- The paper introduces Do-PFN, a network that uses synthetic structural causal models to perform in-context learning for predicting interventional outcomes.
- It adapts transformer architectures to differentiate treatment from covariates, yielding superior estimates of conditional interventional distributions.
- Experiments demonstrate that Do-PFN outperforms baselines in CATE and CID estimation across both synthetic and hybrid real-world datasets.
Do-PFN: In-Context Learning for Causal Effect Estimation
The paper "Do-PFN: In-Context Learning for Causal Effect Estimation" introduces Do-PFN, a Prior-data Fitted Network designed to estimate causal effects from observational data by employing in-context learning. This method is trained on synthetic data deriving from structural causal models (SCMs), which helps Do-PFN to predict interventional outcomes without requiring explicit knowledge of causal graphs.
Methodology: Causal Inference with PFNs
Modeling Assumptions
Do-PFN assumes a prior distribution over SCMs, which allows it to simulate both observational and interventional data. The sampling of these datasets involves drawing noise and parameters from predefined distributions. The methodology is presented to address estimation challenges when traditional causal effect estimation assumptions (e.g., unconfoundedness) can't be guaranteed.
Architecture and Training Details
Do-PFN adapts the transformer architecture used in TabPFN with subtle modifications to its input representation, enabling it to differentiate between treatment and covariates. The training process involves optimizing the negative log-likelihood of the predicted interventional outcomes with observational data as context.
Figure 1: Do-PFN overview: Do-PFN conducts in-context learning (ICL) for causal effect estimation, predicting conditional interventional distributions (CIDs) based purely on observational data.
Experiments
Predicting Conditional Interventional Distributions (CIDs)
Do-PFN was tested against various baselines, including Random Forests and an alternate variant called Dont-PFN that predicts observational outcomes. Results illustrate that Do-PFN outperforms these methods across diverse synthetic case studies, especially in scenarios involving unidentifiable causal effects. Its ability to implicitly identify causal graph structures bolsters its interventional prediction capabilities across multiple scenarios.
Figure 2: Case studies: Graph structures in our six causal case studies necessitating automatic adjustments based on causal criteria.
Estimating Conditional Average Treatment Effects (CATEs)
In CATE estimation tasks, Do-PFN showed superior performance against meta-learners and double machine learning methods. This can be attributed to its balanced bias levels across interventions, which indirectly enhances the accuracy of its estimations. Unlike CID predictions, the bias cancels out in CATE calculations, leading to more precise results.

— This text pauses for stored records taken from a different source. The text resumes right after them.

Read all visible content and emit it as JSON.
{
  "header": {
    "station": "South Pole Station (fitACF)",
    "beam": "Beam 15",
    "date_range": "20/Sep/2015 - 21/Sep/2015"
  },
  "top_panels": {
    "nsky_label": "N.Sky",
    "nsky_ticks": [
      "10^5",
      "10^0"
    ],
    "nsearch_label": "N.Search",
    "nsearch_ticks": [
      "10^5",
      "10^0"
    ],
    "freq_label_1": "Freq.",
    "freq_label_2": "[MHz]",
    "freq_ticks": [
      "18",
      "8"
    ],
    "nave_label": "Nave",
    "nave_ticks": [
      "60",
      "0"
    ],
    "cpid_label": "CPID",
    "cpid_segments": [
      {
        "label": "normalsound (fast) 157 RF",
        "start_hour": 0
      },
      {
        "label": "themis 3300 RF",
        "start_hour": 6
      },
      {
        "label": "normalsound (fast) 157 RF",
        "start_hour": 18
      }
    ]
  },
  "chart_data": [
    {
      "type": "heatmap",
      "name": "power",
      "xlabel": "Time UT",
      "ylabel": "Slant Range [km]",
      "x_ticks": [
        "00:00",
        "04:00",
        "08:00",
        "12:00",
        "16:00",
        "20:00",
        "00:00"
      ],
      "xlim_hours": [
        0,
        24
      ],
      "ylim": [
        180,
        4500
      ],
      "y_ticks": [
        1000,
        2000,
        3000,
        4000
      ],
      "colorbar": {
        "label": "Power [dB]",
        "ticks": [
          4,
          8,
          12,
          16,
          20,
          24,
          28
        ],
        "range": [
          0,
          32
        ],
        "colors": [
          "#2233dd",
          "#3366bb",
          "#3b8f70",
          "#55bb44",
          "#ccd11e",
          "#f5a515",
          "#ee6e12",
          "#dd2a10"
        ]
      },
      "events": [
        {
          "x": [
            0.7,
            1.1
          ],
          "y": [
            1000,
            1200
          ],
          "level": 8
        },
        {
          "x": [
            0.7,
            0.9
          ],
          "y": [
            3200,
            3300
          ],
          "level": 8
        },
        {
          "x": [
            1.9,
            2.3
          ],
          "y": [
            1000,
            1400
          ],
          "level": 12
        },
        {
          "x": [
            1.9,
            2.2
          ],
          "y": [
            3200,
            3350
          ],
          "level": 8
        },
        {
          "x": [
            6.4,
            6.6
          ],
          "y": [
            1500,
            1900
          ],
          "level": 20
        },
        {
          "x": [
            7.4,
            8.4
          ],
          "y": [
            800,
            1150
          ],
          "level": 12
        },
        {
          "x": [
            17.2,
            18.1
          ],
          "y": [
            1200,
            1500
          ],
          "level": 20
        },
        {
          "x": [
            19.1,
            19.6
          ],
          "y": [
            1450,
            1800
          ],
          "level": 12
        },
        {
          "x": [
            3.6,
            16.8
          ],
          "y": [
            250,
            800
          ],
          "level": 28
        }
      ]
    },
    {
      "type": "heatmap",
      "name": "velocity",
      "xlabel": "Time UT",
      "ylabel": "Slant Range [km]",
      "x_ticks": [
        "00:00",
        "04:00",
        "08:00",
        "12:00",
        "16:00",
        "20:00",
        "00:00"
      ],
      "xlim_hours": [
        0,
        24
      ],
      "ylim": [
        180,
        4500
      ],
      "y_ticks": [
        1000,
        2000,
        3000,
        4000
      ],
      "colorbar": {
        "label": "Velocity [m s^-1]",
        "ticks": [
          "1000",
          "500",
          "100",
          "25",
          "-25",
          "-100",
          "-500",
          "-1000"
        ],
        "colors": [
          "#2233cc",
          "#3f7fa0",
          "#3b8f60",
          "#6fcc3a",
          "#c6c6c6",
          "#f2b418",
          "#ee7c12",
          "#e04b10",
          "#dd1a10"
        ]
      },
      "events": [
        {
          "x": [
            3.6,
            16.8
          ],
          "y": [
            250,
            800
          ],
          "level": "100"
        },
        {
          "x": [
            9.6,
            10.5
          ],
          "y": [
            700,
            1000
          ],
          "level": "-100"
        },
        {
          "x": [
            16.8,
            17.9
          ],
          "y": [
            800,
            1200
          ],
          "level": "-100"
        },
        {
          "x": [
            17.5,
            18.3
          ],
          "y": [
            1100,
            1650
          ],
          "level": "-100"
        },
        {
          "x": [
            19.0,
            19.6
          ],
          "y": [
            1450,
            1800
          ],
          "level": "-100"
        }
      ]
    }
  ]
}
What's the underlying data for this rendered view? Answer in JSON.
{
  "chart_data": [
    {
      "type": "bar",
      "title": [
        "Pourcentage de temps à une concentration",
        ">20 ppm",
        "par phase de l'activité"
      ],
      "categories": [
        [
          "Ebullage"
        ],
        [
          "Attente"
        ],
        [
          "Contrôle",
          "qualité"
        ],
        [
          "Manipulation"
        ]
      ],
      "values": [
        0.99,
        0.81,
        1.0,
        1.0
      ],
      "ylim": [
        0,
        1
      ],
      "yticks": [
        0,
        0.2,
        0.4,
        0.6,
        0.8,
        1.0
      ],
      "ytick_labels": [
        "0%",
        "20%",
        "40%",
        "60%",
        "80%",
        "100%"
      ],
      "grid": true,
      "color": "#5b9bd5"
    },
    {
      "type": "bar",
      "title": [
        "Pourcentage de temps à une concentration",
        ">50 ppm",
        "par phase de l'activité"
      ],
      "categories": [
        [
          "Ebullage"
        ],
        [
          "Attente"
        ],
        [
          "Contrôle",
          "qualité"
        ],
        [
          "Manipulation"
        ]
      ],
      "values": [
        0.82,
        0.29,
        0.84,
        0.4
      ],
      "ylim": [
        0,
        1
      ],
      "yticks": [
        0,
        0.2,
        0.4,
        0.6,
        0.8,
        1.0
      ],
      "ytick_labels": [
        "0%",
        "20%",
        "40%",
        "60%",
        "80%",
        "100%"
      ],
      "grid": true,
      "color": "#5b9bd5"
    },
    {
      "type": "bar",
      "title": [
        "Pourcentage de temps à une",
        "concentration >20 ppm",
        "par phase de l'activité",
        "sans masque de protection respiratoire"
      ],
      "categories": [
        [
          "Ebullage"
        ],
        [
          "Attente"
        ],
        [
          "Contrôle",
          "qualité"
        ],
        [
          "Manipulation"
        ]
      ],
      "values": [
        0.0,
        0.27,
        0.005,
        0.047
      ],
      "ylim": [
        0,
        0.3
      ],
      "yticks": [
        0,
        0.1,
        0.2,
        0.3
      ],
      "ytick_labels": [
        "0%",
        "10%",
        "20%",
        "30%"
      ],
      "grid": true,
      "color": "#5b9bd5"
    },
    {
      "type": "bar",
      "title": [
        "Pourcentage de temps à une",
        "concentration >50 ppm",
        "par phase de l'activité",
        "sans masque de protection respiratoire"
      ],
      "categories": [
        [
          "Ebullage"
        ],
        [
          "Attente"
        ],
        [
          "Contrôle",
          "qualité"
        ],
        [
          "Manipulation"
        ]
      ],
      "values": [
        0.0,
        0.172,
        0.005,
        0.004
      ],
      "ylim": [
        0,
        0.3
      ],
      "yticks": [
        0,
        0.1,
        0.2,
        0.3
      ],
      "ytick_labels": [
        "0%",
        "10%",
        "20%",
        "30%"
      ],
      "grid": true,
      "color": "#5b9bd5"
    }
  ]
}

Figure 3: Results on synthetic data: Do-PFN's performance in estimating CIDs, CATEs, and ATEs across tasks.
Hybrid Synthetic-Real-World Data Evaluations
Do-PFN was evaluated on datasets such as Amazon Sales, demonstrating comparable performance to gold-standard DoWhy models that utilize ground-truth causal graphs. For both CID prediction and CATE estimation, Do-PFN maintained competitive performance, highlighting its robustness in practical applications.

Figure 4: Real-world case studies: Agreed-upon causal graphs for the Amazon Sales and Law School Admissions datasets.
Ablation Studies
The paper includes extensive ablation studies revealing Do-PFN's robustness across varying dataset sizes and graph complexities. It demonstrates that additional data can mitigate noise influences in the datasets, and shows consistent performance across complexities of graph structures.



Figure 5: In-distribution analysis: Ablation across base rates of ATE, dataset sizes, and graph complexities.
Discussion
Real-World Benchmarking
Generalization to real-world data necessitates careful design of the SCM prior, as discrepancies between modeled prior and real-world causal relationships can impact performance. Future checks and validations on this aspect are crucial to ensure robustness.
Trust and Interpretability
The methodology relies on presumed causal relationships via Do-PFN's learning mechanisms, emphasizing a need for interpretability studies to enhance trust in automated causal inference.
Extensions to Further Causal Tasks
Do-PFN's strong foundational framework suggests potential extensions to broader intervention scenarios and observational data types. Its current iteration forms the basis for exploring more advanced causal inference tasks.
Conclusion
Do-PFN emerges as a promising AI tool, effectively leveraging pre-trained networks for causal effect estimation from observational data. The paper concludes with optimism regarding Do-PFN's integration into standard machine learning practices, due to its outstanding ability to manage complex causal inference situations independently of traditional causal graph inputs.